Williams is 0-4 in Slam finals since returning to the tour in early 2018, several months after childbirth. To get a fifth opportunity, she will need to get past Azarenka. Williams, with her formidable serve clicking and a big head-to-head edge, will be the favorite, but she has not played consistently well enough to be the favorite in the tournament. Osaka, who will face the American newcomer Jennifer Brady in the semifinals, deserves that label as long as her hamstring injury does not resurface.
Williams’s victory over Pironkova did not appear to be as draining as some of her previous matches this summer, but it came at a dangerous time. Williams has had a day off between each of her matches at this U.S. Open, but she will not get that luxury for the semifinals.
Recovery will be critical. Her U.S. Open loss in 2016 came in a semifinal without a day of rest.
At least Williams played the early match on Wednesday, starting slowly as Pironkova sliced forehands, punched flat backhands, hit perfectly disguised lob winners and hustled into the corners to extend rallies and sow seeds of doubt in her more accomplished opponent.
“Definitely, I was feeling it a little in my legs,” Williams said. “For whatever reason, an hour in, I get more energy.”

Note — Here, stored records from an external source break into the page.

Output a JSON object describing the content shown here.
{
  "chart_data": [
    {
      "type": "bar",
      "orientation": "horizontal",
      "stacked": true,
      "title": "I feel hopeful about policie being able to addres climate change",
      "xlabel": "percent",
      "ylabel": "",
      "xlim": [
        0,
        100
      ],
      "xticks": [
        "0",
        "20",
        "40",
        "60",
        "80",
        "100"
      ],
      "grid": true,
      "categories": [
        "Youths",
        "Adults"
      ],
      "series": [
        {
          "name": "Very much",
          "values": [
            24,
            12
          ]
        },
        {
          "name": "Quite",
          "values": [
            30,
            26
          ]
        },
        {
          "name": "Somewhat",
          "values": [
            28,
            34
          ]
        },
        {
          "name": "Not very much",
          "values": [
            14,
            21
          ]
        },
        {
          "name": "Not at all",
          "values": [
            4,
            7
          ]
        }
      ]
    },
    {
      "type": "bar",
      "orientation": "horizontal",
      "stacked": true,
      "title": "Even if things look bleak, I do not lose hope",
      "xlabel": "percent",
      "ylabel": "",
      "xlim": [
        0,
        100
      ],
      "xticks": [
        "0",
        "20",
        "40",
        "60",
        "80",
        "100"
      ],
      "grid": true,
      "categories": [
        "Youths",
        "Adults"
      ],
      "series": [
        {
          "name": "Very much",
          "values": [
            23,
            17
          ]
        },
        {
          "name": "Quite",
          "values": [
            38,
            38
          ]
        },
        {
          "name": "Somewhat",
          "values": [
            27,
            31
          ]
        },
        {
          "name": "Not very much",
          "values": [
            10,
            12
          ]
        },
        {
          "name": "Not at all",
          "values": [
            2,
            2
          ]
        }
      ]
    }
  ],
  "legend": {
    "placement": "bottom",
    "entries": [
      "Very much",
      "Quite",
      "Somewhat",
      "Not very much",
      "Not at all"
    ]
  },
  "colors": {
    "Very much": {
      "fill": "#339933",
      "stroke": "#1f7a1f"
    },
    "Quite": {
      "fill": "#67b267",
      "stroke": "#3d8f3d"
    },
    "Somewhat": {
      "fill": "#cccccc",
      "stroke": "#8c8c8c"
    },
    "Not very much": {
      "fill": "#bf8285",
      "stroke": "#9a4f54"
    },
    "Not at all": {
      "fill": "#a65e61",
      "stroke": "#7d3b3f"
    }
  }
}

But Williams, even without the same range or aura she has had in previous years, remains a supreme competitor and unmatched server. She smacked 20 aces on Wednesday, but she also got gritty and countered Pironkova’s unorthodox methods with some of her own. After getting bamboozled by Pironkova’s hard-to-read serve, Williams was twice forced to return with her non-dominant left hand, and twice won the point.